While I’m on the subject of wrestling, last night BBC 2 broadcast Gaea Girls, a supposed documentary following the trials and tribulations of a young woman trying to break into the world of professional wrestling in Japan. I eagerly set the video, expecting it to be an enlightened look behind the curtain of the wrestling world in the vein of Beyond The Mat. What I eventually saw was very disappointing and to be honest, also downright misleading.
Take as a given that professional wrestling in all parts of the world – from the theatrical product of the United States to the acrobatics of Mexican luchadores and the technical proficiency of the Orient – is based on the premiss that all matches are worked (that is, loosely pre-scripted – in most cases NOT choreographed – with the end results pre-determined, and the wrestlers performing practiced moves on each other and selling their effects as if they were really hurt or injured) unless it is explicit that they are shoots (or real contests of skill, like Ultimate Fighting – I would say boxing, but it’s all politics now, isn’t it?).
One must also take into account that the viewing public must suspend disbelief when they watch a wrestling show on TV, much like one would watching science fiction. The overall presentation of professional wrestling consists of ‘angles’ (storylines or plot devices) that are in reality not true of course, just like science fiction, but which, to immerse yourself within the entertainment spectacle that wrestling is, you take as truisms. This is called ‘kayfabe’. Exposing the reality behind the scripts and storylines is known as ‘breaking kayfabe’ (this is a relatively recent phenomenon, made much more popular by the advent of the Internet).
Now with this knowledge watching this film (which – unlike Beyond The Mat – let alone did not break kayfabe, it didn’t even acknowledge it) is without doubt a frustrating experience.
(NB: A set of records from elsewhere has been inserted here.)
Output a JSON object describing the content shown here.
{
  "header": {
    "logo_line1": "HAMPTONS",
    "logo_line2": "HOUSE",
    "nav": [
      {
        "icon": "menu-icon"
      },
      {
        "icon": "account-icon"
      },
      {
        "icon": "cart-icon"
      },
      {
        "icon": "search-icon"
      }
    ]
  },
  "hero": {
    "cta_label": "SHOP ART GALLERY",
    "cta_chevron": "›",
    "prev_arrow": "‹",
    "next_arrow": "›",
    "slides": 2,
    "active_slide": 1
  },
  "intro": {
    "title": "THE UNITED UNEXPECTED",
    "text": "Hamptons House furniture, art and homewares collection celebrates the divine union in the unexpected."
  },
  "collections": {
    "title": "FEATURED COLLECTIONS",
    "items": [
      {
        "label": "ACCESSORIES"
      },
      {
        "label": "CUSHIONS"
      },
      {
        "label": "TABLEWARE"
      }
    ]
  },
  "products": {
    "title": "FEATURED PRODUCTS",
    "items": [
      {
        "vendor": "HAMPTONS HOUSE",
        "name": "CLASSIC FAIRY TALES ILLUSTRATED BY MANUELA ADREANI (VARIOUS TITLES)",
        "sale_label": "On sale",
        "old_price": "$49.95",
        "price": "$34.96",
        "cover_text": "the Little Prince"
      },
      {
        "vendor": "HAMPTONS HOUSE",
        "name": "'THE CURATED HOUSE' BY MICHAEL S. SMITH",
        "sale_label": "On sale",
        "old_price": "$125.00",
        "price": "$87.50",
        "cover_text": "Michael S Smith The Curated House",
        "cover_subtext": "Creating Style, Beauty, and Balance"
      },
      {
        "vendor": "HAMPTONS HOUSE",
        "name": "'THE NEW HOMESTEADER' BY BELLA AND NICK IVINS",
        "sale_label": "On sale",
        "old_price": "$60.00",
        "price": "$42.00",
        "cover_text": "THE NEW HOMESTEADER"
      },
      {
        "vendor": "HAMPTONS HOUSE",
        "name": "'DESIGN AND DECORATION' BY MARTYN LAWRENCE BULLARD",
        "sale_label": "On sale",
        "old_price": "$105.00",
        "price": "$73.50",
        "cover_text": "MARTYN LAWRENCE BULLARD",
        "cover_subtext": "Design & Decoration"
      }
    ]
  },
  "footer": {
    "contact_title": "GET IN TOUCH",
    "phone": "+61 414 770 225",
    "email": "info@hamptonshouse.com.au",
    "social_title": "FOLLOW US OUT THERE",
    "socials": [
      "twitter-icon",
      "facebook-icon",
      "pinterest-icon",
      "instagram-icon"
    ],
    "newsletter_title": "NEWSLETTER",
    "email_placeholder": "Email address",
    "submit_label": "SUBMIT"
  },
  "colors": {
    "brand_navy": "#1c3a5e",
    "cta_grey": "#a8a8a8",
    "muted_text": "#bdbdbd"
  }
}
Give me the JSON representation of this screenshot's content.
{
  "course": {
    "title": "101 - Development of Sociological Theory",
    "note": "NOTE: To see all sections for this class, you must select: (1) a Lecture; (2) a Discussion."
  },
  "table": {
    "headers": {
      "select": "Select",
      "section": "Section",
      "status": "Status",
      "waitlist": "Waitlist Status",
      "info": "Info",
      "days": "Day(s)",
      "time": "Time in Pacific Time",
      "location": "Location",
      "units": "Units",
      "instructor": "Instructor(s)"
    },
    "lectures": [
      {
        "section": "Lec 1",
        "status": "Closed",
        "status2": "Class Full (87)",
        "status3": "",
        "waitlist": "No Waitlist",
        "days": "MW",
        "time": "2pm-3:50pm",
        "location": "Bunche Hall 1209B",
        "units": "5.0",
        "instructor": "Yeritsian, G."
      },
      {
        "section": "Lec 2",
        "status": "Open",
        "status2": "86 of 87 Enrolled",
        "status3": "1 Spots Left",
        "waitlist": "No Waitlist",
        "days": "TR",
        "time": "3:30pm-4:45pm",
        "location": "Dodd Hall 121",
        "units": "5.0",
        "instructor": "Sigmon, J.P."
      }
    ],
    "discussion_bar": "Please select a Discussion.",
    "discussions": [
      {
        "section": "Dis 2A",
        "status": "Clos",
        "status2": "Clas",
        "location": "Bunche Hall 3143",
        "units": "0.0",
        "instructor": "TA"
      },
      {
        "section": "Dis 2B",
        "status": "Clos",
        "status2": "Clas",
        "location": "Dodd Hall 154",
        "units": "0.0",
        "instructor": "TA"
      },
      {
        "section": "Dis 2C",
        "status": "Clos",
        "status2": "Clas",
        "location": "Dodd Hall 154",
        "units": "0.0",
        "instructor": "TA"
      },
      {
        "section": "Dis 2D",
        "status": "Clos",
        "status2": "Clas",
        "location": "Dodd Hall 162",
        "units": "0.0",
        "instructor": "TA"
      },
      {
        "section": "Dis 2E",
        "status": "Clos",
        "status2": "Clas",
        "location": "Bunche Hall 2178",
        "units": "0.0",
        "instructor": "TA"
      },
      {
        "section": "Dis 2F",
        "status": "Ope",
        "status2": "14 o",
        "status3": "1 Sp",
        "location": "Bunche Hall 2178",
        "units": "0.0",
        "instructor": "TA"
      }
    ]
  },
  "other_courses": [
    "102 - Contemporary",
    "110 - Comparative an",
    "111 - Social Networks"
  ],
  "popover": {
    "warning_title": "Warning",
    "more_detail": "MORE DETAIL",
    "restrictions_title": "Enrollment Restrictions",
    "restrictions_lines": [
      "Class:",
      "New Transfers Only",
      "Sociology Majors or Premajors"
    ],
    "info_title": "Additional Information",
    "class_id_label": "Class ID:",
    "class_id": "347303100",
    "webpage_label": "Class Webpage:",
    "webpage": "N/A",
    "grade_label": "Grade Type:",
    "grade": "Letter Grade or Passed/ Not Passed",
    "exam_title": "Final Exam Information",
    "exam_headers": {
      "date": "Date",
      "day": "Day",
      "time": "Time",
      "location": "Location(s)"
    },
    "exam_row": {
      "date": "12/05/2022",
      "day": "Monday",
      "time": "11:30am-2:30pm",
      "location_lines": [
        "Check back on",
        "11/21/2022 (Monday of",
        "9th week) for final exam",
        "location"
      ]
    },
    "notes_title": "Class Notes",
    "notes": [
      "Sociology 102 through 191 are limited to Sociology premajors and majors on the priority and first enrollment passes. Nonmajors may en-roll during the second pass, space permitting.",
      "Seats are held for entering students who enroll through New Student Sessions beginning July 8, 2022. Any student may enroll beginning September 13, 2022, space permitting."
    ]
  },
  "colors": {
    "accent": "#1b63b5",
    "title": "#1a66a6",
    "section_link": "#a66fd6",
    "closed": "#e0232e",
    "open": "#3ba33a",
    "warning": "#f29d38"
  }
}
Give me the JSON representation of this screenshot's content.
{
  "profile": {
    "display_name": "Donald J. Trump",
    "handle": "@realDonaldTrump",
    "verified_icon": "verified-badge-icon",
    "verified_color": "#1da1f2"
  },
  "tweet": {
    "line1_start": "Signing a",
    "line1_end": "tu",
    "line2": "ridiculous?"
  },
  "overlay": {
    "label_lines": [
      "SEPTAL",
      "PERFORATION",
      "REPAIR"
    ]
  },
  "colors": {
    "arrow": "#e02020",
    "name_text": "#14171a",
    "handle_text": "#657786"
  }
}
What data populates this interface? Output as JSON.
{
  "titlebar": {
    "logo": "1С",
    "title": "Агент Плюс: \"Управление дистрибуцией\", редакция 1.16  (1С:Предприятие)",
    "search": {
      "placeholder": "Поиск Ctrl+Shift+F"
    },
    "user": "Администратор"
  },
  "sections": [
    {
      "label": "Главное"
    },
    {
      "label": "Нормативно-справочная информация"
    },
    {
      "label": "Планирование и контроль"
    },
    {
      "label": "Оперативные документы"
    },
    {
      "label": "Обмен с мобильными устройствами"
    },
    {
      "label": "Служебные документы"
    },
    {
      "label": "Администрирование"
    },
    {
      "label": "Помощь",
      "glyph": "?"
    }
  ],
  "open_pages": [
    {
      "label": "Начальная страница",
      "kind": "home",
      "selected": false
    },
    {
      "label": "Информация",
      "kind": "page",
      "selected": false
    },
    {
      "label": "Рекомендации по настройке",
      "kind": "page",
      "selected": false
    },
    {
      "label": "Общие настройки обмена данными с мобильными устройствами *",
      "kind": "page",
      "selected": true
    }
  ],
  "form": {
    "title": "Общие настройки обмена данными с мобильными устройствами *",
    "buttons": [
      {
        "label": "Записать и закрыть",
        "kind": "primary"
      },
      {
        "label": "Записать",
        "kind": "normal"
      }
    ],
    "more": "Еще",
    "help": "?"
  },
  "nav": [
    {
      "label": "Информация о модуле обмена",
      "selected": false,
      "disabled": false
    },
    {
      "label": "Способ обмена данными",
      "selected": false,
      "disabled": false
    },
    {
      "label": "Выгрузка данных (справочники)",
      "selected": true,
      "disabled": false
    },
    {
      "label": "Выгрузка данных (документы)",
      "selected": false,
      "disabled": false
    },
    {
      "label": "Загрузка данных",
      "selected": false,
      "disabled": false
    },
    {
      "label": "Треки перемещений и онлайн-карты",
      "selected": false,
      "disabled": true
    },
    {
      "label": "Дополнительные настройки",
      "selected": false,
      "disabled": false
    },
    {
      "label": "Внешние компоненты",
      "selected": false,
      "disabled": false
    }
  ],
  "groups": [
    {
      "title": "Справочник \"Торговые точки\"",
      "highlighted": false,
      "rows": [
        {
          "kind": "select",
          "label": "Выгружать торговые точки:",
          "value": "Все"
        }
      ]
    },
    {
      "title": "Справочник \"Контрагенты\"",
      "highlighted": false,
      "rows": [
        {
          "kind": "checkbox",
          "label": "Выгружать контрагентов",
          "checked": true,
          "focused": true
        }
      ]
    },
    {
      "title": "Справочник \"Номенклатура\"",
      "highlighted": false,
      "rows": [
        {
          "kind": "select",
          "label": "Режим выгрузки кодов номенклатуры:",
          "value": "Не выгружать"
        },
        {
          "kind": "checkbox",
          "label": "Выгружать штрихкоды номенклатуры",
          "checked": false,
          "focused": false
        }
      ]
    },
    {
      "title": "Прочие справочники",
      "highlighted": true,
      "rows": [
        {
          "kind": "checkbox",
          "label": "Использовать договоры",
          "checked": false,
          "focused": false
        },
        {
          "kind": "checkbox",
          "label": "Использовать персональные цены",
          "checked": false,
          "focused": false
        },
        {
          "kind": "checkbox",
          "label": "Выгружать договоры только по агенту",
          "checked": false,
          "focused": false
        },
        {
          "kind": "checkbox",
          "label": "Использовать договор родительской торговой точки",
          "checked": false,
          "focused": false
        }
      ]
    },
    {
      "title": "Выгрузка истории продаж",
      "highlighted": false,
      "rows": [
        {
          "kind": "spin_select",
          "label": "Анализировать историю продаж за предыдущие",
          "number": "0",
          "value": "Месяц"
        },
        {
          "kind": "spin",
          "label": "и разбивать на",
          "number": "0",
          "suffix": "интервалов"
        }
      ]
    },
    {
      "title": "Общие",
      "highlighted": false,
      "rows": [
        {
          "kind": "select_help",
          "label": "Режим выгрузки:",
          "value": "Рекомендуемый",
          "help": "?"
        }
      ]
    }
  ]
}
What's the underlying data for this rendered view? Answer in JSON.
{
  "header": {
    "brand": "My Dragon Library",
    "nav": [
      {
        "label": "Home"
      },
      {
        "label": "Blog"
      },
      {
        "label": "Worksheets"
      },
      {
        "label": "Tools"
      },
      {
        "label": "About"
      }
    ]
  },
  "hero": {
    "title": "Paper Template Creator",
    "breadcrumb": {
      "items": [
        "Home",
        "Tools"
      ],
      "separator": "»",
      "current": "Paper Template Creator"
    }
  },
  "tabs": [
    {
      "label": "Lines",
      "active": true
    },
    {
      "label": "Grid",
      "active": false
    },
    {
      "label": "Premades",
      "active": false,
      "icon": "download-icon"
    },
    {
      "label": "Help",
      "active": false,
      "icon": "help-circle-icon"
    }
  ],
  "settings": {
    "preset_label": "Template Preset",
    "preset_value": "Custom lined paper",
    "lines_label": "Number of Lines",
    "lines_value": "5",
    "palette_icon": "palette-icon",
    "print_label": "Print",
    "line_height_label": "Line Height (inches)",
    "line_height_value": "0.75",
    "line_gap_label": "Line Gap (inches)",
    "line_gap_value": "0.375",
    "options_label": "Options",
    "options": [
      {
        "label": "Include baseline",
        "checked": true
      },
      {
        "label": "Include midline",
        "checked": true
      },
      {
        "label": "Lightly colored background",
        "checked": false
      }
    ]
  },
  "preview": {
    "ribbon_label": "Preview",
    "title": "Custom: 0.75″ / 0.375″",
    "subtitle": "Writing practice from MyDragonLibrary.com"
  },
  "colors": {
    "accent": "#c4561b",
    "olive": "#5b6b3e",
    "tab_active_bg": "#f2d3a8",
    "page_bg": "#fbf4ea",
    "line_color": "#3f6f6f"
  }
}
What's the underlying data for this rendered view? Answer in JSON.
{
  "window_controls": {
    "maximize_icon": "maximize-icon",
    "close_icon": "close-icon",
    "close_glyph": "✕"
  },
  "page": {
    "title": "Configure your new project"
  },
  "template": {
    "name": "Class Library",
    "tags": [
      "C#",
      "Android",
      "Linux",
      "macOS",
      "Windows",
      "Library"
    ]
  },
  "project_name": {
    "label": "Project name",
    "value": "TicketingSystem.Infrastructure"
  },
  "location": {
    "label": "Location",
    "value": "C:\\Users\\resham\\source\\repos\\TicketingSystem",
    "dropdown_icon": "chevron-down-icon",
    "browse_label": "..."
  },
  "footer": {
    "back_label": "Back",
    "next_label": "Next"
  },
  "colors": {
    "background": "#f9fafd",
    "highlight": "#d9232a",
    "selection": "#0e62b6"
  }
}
A great deal of the film showed a trainee in the GAEA Japan dojo, Saika Takeuchi, being brutalised in the ring by her trainers in so-called ‘sparring’ bouts, in preparation for her professional debut. In one scene, she performs a number of running dropkicks in quick succession on her trainer Meiko Satomura (who incidentally made the big time last December by ‘winning’ the WWWA title from the legendary Aja Kong) which seem to have no effect whatsoever. The ‘documentary’ made out that this was because she was rubbish at delivering dropkicks (which was odd since as a wrestling fan of twelve years, I know a bad dropkick when I see one and hers were pretty damn good). What the filmmakers failed (or refused) to recognise was that her trainer was simply not selling her dropkicks. The majority of wrestling maneuvers are desgined not to inflict serious injury, which a real flying kick to the chest would almost certainly result in, which explains why it takes equal effort to make a wrestling bout – one to perform the move, the other to sell it. Wrestling is all about stylised violence, making high-impact combat look good. Takeuchi’s trainer purposefully made her look bad by not selling, which is extremely unprofessional, but the ‘documentary’ made out that Takeuchi was the unprofessional one.
It just got worse from then on. I won’t even bother to get into it, it’s merely more of the same, with the documentary team maintaining kayfabe throughout and ultimately only serving to reinforce the negative perception of professional wrestling in the mass media.
Maybe the makers of this terrible excuse for a documentary thought that no one would care. Hey, I can almost hear them say, it’s only wrestling after all. But do I even need to say that that’s no excuse?